Sand Overview

Ishigaki Island, the second largest of the Okinawa islands, is a mountainous island fringed by coral reefs. Hirakubozaki lighthouse is at the northernmost point of the island. Beach sand from this area is a mixture of biogenic, volcanic and granitic grains.

Geographic Overview

  • Hirakubozaki Ishigaki Island Japan Sand Geography 1
  • Hirakubozaki Ishigaki Japan Sand Location 2
  • Hirakubozaki Ishigaki Japan Sand Location 3
  • Hirakubozaki Ishigaki Japan Sand Location Lighthouse

The topography of Ishigaki Island consists of volcanic mountains and limestone terraces that have been altered by successive tectonic forces. The oldest rock that forms the core or foundation of Ishigaki Island consists of schists of metamorphosed sediments and volcanic material subsequently covered by conglomerate, sandstone and limestone.

Hirakubozaki Ishigaki Japan Sand Map
Sand Location

See where this sand sample was collected on Google Maps.

Hirakubozaki Japan Sand Earth
Virtual Sand Tour

Explore an interactive map of Ishigaki Island on Google Earth.

Beach sand from the Hirakubozaki area is rich in well-rounded biogenic grains representing skeletal remains of foraminifera species and fragments of coral, coralline algae, various shells and presence of occasional small gastropod shells, sclerites as well as volcanic grains. Sclerites are elongated translucent structures  that are hardened internal spicules of certain sponges and corals.

Tan, off-white and white smoothly worn sand grains are fragments of coral, broken snail fragments, and smooth, finely textured foraminifera tests.
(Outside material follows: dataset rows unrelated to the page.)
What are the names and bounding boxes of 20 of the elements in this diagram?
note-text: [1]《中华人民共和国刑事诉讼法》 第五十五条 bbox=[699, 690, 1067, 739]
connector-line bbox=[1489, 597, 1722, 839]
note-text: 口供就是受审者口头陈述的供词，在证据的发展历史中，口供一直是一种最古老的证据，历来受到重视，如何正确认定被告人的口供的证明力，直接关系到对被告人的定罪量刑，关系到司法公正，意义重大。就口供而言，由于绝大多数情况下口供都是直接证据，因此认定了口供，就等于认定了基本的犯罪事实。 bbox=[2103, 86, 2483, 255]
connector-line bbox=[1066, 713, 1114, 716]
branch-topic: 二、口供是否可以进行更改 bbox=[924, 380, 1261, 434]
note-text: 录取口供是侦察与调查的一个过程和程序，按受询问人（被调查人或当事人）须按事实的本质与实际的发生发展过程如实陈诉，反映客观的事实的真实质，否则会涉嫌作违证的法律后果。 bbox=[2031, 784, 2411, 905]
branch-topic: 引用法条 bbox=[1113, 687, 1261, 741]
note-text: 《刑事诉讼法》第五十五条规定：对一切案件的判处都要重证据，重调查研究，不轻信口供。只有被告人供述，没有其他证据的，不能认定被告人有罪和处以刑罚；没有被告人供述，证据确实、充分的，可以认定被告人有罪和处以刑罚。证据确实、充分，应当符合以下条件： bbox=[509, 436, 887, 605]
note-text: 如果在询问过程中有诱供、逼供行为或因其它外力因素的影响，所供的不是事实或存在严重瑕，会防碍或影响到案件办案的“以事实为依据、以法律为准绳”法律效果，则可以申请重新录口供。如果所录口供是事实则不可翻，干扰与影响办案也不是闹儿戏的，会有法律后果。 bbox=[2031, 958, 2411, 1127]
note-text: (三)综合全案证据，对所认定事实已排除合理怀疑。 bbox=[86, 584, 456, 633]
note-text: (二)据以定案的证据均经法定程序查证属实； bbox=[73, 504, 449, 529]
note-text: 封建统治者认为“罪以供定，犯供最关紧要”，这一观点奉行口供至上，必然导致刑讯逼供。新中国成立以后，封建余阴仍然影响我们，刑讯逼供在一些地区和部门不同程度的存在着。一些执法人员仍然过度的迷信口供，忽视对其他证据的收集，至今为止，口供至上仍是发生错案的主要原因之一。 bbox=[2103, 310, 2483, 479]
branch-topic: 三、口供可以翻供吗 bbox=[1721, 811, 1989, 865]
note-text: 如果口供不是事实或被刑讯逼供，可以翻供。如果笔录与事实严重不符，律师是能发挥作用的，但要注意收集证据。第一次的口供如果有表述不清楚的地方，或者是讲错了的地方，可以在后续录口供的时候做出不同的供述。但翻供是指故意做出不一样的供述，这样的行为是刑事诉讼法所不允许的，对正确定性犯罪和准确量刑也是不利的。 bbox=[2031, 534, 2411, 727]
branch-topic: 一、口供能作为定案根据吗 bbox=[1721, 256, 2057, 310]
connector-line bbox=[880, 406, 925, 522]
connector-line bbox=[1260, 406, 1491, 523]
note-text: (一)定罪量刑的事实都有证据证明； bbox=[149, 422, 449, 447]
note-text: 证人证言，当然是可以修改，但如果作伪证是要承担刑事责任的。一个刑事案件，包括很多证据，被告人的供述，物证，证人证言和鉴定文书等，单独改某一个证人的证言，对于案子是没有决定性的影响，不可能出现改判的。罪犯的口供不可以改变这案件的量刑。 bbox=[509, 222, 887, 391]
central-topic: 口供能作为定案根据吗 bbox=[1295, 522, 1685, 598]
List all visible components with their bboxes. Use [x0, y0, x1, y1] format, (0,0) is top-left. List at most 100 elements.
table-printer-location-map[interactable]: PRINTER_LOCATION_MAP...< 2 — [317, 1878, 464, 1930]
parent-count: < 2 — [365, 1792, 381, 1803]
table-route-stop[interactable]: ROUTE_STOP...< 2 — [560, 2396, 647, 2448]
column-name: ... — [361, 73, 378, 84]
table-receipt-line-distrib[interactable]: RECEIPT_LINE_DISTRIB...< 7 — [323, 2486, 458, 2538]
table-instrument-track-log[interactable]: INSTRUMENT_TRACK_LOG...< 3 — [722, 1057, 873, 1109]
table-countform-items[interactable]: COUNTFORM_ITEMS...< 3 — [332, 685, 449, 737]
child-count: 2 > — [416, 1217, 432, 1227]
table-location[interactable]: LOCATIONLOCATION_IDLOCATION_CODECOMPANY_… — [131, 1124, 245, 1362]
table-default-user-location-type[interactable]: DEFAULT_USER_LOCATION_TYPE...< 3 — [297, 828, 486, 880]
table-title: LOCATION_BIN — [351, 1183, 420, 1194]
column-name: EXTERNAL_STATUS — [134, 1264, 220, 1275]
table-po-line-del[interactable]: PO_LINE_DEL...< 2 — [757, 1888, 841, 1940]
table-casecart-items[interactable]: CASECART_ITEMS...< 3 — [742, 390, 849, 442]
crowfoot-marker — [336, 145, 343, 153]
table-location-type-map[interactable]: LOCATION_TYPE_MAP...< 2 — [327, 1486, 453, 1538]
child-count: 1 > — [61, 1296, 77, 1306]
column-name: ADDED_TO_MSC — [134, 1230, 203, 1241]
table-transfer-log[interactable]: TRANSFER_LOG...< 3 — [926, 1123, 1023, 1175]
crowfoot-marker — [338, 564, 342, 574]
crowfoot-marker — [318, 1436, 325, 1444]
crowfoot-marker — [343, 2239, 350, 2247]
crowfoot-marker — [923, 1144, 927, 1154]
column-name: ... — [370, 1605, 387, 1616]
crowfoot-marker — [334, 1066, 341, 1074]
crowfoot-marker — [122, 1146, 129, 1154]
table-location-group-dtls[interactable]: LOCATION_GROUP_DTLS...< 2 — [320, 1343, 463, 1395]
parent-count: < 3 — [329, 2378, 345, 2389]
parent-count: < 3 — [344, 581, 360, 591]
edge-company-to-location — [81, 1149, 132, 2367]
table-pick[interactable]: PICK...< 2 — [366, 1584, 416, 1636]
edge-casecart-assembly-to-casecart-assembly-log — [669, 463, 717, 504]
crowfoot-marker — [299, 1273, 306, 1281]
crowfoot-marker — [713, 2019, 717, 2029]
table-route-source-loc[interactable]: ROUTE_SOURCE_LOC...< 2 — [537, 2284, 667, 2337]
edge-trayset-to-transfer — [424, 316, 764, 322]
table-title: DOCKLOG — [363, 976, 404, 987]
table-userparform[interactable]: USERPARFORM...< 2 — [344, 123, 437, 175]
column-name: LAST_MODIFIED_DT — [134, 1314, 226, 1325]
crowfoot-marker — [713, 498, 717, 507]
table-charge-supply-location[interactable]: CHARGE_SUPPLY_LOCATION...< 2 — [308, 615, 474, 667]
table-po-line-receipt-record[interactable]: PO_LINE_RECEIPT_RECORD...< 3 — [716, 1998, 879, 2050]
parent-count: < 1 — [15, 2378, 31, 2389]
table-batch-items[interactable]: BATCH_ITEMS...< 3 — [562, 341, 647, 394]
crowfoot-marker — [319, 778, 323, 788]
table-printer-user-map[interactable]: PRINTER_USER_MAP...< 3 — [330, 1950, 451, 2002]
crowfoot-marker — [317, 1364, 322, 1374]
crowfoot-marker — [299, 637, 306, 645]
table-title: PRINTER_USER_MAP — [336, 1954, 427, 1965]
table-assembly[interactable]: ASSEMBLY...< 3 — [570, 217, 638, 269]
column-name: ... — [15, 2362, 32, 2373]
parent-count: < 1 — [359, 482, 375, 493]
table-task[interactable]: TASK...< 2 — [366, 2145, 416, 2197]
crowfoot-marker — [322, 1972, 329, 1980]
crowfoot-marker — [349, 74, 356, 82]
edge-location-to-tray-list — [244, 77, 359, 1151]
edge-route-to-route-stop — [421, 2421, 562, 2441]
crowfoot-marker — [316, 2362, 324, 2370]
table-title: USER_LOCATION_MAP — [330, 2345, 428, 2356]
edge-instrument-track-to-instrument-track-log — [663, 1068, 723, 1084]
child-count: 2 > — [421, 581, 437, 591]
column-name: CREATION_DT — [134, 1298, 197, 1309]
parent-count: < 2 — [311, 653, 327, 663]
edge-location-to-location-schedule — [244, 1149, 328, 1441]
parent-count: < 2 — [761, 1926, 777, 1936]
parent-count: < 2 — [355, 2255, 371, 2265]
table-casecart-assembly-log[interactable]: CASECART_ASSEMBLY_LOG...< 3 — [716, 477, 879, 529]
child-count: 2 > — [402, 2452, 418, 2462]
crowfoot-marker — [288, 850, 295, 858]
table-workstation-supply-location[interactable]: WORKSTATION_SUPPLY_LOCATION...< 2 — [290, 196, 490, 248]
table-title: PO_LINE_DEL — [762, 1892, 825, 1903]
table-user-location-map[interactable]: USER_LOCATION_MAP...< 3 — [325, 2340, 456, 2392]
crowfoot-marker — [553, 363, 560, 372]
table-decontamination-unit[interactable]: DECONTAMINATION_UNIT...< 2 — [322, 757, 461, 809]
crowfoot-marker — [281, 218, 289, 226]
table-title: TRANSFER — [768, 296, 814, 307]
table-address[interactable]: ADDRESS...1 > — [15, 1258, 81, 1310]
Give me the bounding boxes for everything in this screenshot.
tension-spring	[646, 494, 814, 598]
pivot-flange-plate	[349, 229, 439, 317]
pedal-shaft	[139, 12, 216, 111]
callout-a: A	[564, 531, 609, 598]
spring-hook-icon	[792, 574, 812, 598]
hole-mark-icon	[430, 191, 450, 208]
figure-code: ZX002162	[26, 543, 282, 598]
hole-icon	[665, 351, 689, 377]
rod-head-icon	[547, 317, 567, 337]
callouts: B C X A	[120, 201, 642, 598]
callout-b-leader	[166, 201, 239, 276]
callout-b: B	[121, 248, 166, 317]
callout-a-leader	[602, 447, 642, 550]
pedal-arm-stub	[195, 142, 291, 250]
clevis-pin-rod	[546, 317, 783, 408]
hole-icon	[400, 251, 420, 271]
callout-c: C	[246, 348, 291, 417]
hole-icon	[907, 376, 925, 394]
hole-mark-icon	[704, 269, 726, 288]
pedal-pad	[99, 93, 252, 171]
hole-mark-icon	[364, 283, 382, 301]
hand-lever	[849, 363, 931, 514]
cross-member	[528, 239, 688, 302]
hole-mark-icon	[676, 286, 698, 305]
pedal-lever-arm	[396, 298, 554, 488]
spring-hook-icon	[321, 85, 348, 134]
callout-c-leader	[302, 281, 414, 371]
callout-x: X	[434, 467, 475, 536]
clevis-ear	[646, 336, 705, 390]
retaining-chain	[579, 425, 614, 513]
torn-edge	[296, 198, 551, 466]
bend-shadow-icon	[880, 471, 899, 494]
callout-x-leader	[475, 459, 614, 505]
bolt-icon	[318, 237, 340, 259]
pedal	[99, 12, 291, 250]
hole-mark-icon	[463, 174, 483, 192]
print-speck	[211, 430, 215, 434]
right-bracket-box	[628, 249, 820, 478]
The dark rough grains are pieces of volcanic sand.

Smoothed light tan fragments of forams and a reddish-brown piece of coral are present in this image along with opaque white, greenish-black and gray-tan rough shaped bits of volcanic sand grains.

Large off white and smoothed pieces of coral are present along with worn foram fragments and a tan sea urchin spine cross section with a prominent radial pattern in the center of this image. The dark gray and black grains are pieces of volcanic rock.

In this samples of smaller sand grains there are two white elongated sclerites, a mixed variety of white and tan biogenic sand grains, as well as black volcanic sand grains.

Red, rose and tan grains of coralline algae, linear black stripes on a shell piece, and other biogenic fragments are present along with some clear quartz grains in this sample.

A large off-white foram showing some compartmental structure is present just to the right of center and immediately above a smaller foram. Other sand grains in this view include elongated fragment pieces of sclerites and occasional dark brown and black volcanic sand grains.